Pubblichiamo il post di Emiliano De Santis partecipante alla IX edizione del Master.

La diversità multiculturale è caratteristica divenuta, ormai, strutturale nella nostra società. Come sosteneva la teorica delle organizzazioni Ting-Toomey, sia che essa si configuri per essere di tipo etnico/culturale, generazionale, di genere, di personalità (classificabile, quindi, come diversità primaria), sia che comprenda elementi che possano essere acquisiti nel tempo come la formazione professionale o l’appartenenza a sotto-culture organizzative (diversità secondarie), ignorarne l’esistenza significherebbe essere ciechi di fronte ad una realtà riscontrabile nella vita quotidiana di ogni individuo. Anche le organizzazioni, siano esse pubbliche, private o non profit, risentono di questo cambio di paradigma: infatti, se fino a pochi anni fa era possibile riscontrare, all’interno di una organizzazione, un limitato livello di diversità (quantomeno dal punto di vista etnico/culturale), oggi la situazione è radicalmente cambiata, in virtù anche di vari processi in atto come l’internazionalizzazione dei mercati, la globalizzazione, la necessità di rapportarsi con stakeholders diversi, nuovi processi migratori.

Il concetto di organizzazione multiculturale porta, necessariamente, con sé quello fondamentale di “capitale multiculturale” definibile come l’insieme dei tratti culturali distintivi di una organizzazione che contribuisce a formare il patrimonio di “asset” immateriali che determinano la natura dell’organizzazione stessa: i valori effettivamente condivisi, i paradigmi organizzativi di problem solving, le pratiche associate ai processi creativi e all’innovazione, la maniera di affrontare le situazioni, il modo di concepire le relazioni all’interno e all’esterno dell’organizzazione, sono alcuni degli elementi tipici che compongono il capitale culturale di una organizzazione.

capitale multiculturale

Gestire tale diversità (diversity management), intesa come la necessità/opportunità per le organizzazioni di comprendere e saper gestire le differenze, diventa strategico per la vita stessa dell’organizzazione.

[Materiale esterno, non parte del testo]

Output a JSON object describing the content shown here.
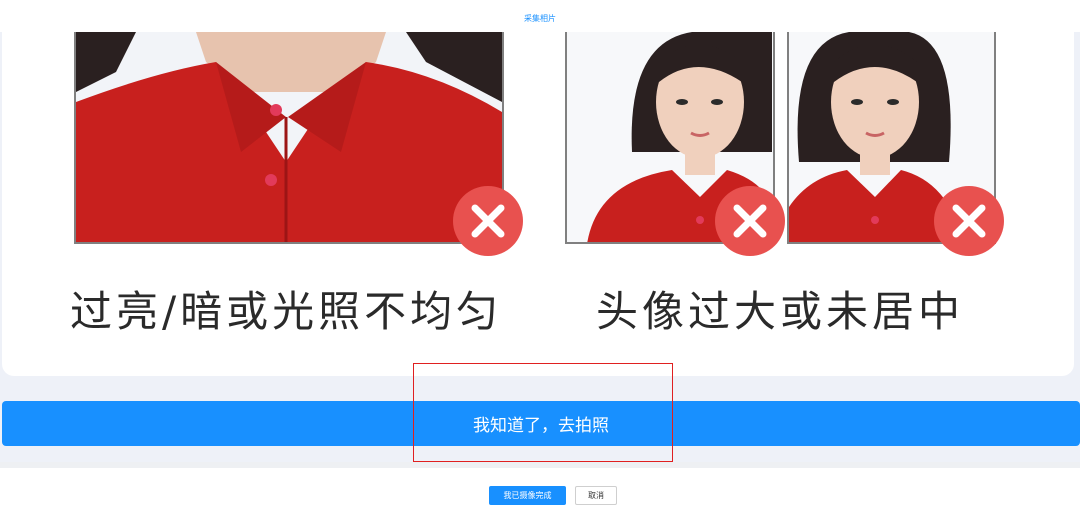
{
  "header": {
    "title": "采集相片"
  },
  "examples": {
    "left_caption": "过亮/暗或光照不均匀",
    "right_caption": "头像过大或未居中"
  },
  "actions": {
    "confirm_label": "我知道了，去拍照",
    "done_label": "我已摄像完成",
    "cancel_label": "取消"
  },
  "colors": {
    "accent": "#1890ff",
    "error_mark": "#e8514f",
    "highlight_border": "#e02020",
    "shirt_red": "#c8201e"
  },
  "icons": [
    "close-icon"
  ]
}
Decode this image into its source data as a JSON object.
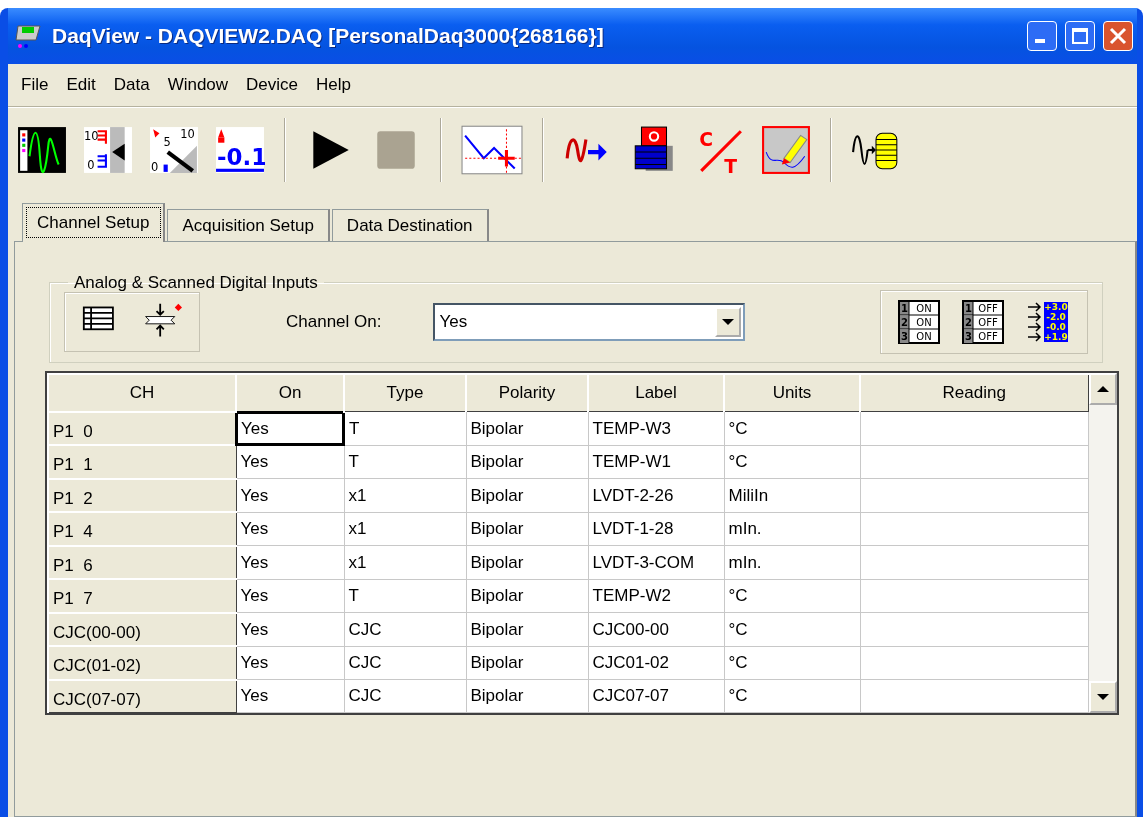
{
  "window": {
    "title": "DaqView - DAQVIEW2.DAQ [PersonalDaq3000{268166}]"
  },
  "menu": [
    {
      "label": "File"
    },
    {
      "label": "Edit"
    },
    {
      "label": "Data"
    },
    {
      "label": "Window"
    },
    {
      "label": "Device"
    },
    {
      "label": "Help"
    }
  ],
  "toolbar": [
    {
      "kind": "scope"
    },
    {
      "kind": "bargraph",
      "labels": [
        "10",
        "0"
      ]
    },
    {
      "kind": "meter",
      "labels": [
        "5",
        "10",
        "0"
      ]
    },
    {
      "kind": "digital",
      "labels": [
        "-0.1"
      ]
    },
    {
      "kind": "separator"
    },
    {
      "kind": "play"
    },
    {
      "kind": "stop"
    },
    {
      "kind": "separator"
    },
    {
      "kind": "chart"
    },
    {
      "kind": "separator"
    },
    {
      "kind": "wave-out"
    },
    {
      "kind": "disk"
    },
    {
      "kind": "counter",
      "labels": [
        "C",
        "T"
      ]
    },
    {
      "kind": "edit-chart"
    },
    {
      "kind": "separator"
    },
    {
      "kind": "wave-store"
    }
  ],
  "tabs": [
    {
      "label": "Channel Setup",
      "selected": true
    },
    {
      "label": "Acquisition Setup",
      "selected": false
    },
    {
      "label": "Data Destination",
      "selected": false
    }
  ],
  "group": {
    "title": "Analog & Scanned Digital Inputs",
    "left_tools": [
      {
        "kind": "grid"
      },
      {
        "kind": "compress"
      }
    ],
    "channel_on": {
      "label": "Channel On:",
      "value": "Yes"
    },
    "right_tools": [
      {
        "kind": "all-on",
        "labels": [
          "1",
          "ON",
          "2",
          "ON",
          "3",
          "ON"
        ]
      },
      {
        "kind": "all-off",
        "labels": [
          "1",
          "OFF",
          "2",
          "OFF",
          "3",
          "OFF"
        ]
      },
      {
        "kind": "readings",
        "labels": [
          "+3.0",
          "-2.0",
          "-0.0",
          "+1.9"
        ]
      }
    ]
  },
  "table": {
    "columns": [
      "CH",
      "On",
      "Type",
      "Polarity",
      "Label",
      "Units",
      "Reading"
    ],
    "rows": [
      {
        "ch": "P1  0",
        "on": "Yes",
        "type": "T",
        "polarity": "Bipolar",
        "label": "TEMP-W3",
        "units": "°C",
        "focused": true
      },
      {
        "ch": "P1  1",
        "on": "Yes",
        "type": "T",
        "polarity": "Bipolar",
        "label": "TEMP-W1",
        "units": "°C",
        "focused": false
      },
      {
        "ch": "P1  2",
        "on": "Yes",
        "type": "x1",
        "polarity": "Bipolar",
        "label": "LVDT-2-26",
        "units": "MiliIn",
        "focused": false
      },
      {
        "ch": "P1  4",
        "on": "Yes",
        "type": "x1",
        "polarity": "Bipolar",
        "label": "LVDT-1-28",
        "units": "mIn.",
        "focused": false
      },
      {
        "ch": "P1  6",
        "on": "Yes",
        "type": "x1",
        "polarity": "Bipolar",
        "label": "LVDT-3-COM",
        "units": "mIn.",
        "focused": false
      },
      {
        "ch": "P1  7",
        "on": "Yes",
        "type": "T",
        "polarity": "Bipolar",
        "label": "TEMP-W2",
        "units": "°C",
        "focused": false
      },
      {
        "ch": "CJC(00-00)",
        "on": "Yes",
        "type": "CJC",
        "polarity": "Bipolar",
        "label": "CJC00-00",
        "units": "°C",
        "focused": false
      },
      {
        "ch": "CJC(01-02)",
        "on": "Yes",
        "type": "CJC",
        "polarity": "Bipolar",
        "label": "CJC01-02",
        "units": "°C",
        "focused": false
      },
      {
        "ch": "CJC(07-07)",
        "on": "Yes",
        "type": "CJC",
        "polarity": "Bipolar",
        "label": "CJC07-07",
        "units": "°C",
        "focused": false
      }
    ]
  }
}
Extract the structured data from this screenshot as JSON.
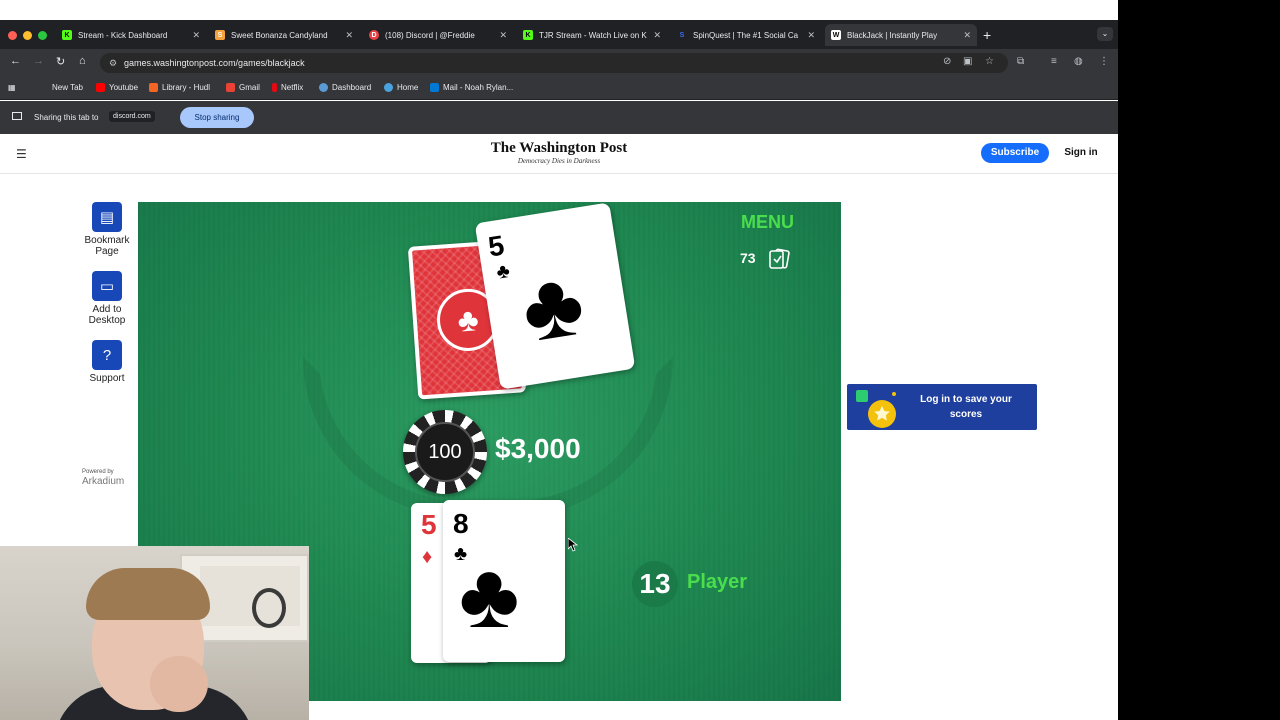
{
  "browser": {
    "tabs": [
      {
        "label": "Stream - Kick Dashboard",
        "icon": "kick-icon",
        "color": "#53fc18"
      },
      {
        "label": "Sweet Bonanza Candyland",
        "icon": "stake-icon",
        "color": "#f3a33a"
      },
      {
        "label": "(108) Discord | @Freddie",
        "icon": "discord-icon",
        "color": "#ed4245"
      },
      {
        "label": "TJR Stream - Watch Live on K",
        "icon": "kick-icon",
        "color": "#53fc18"
      },
      {
        "label": "SpinQuest | The #1 Social Ca",
        "icon": "spinquest-icon",
        "color": "#3a6df0"
      },
      {
        "label": "BlackJack | Instantly Play",
        "icon": "washingtonpost-icon",
        "color": "#ffffff"
      }
    ],
    "url": "games.washingtonpost.com/games/blackjack",
    "bookmarks": [
      {
        "label": "New Tab",
        "color": ""
      },
      {
        "label": "Youtube",
        "color": "#ff0000"
      },
      {
        "label": "Library - Hudl",
        "color": "#f26522"
      },
      {
        "label": "Gmail",
        "color": "#ea4335"
      },
      {
        "label": "Netflix",
        "color": "#e50914"
      },
      {
        "label": "Dashboard",
        "color": "#5b9bd5"
      },
      {
        "label": "Home",
        "color": "#4aa3df"
      },
      {
        "label": "Mail - Noah Rylan...",
        "color": "#0078d4"
      }
    ],
    "share_bar": {
      "text": "Sharing this tab to",
      "domain": "discord.com",
      "stop_label": "Stop sharing"
    }
  },
  "header": {
    "logo": "The Washington Post",
    "tagline": "Democracy Dies in Darkness",
    "subscribe_label": "Subscribe",
    "signin_label": "Sign in"
  },
  "sidebar": {
    "items": [
      {
        "label": "Bookmark Page",
        "icon": "bookmark-page-icon"
      },
      {
        "label": "Add to Desktop",
        "icon": "desktop-icon"
      },
      {
        "label": "Support",
        "icon": "help-icon"
      }
    ],
    "powered_by": "Powered by",
    "powered_brand": "Arkadium"
  },
  "game": {
    "menu_label": "MENU",
    "deck_count": "73",
    "dealer_cards": [
      {
        "rank": "5",
        "suit": "♣",
        "color": "#000000"
      }
    ],
    "bet_chip": "100",
    "bet_amount": "$3,000",
    "player_cards": [
      {
        "rank": "5",
        "suit": "♦",
        "color": "#e0343b"
      },
      {
        "rank": "8",
        "suit": "♣",
        "color": "#000000"
      }
    ],
    "player_score": "13",
    "player_label": "Player"
  },
  "login_banner": {
    "text": "Log in to save your scores"
  },
  "colors": {
    "table_green": "#1f8851",
    "accent_green": "#4ade4c",
    "subscribe_blue": "#166dfc"
  }
}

Il diversity management è un processo di cambiamento che ha lo scopo di valorizzare e utilizzare pienamente il contributo, unico, che ciascun membro dell’organizzazione può apportare per il raggiungimento degli obiettivi e che rafforza nei confronti delle sfide e delle incertezze interne ed esterne. Inoltre, è possibile affermare come una politica di diversity management che non ponga al centro del suo operato la persona, l’individuo, rischia di standardizzare le procedure ed i comportamenti alimentando fenomeni di omologazione (elidendo, così, le differenze) o di esclusione.

In questo scenario appare cruciale il ruolo della comunicazione, non solo come mezzo per veicolare le informazioni, ma come fattore strutturale e strategico per la vita dell’organizzazione stessa: la comunicazione permette la circolazione di idee, la condivisione di valori e obiettivi, la conoscenza reciproca, la partecipazione. A tal riguardo, la ricerca ha evidenziato, negli anni, il passaggio da modelli comunicativi di tipo trasmissivo (top-down), a un modello di tipo conversazionale (il quale prevede che la comunicazione organizzativa sia riconducibile alla complessa trama narrativa prodotta dall’intersecarsi dei discorsi organizzativi), fino a giungere ad un approccio pragmatico/performativo: come ci insegna la Scuola di Palo Alto, la comunicazione umana è fatta di interazioni orizzontali (tra pari) e interazioni verticali, di comunicazioni formali ed informali, di comunicazione para e non verbale, di meta-comunicazione.

Alla luce di questo, sembrerebbe che non possano che profilarsi buone prospettive (per la comunicazione) se a supporto di tale approccio si affiancassero le potenzialità dei new media e delle nuove tecnologie di cui il mondo della comunicazione può servirsi oggi. A monte, però, occorre che ci sia una reale, piena consapevolezza e condivisione di questo cambio di paradigma da parte del management a tutti i livelli.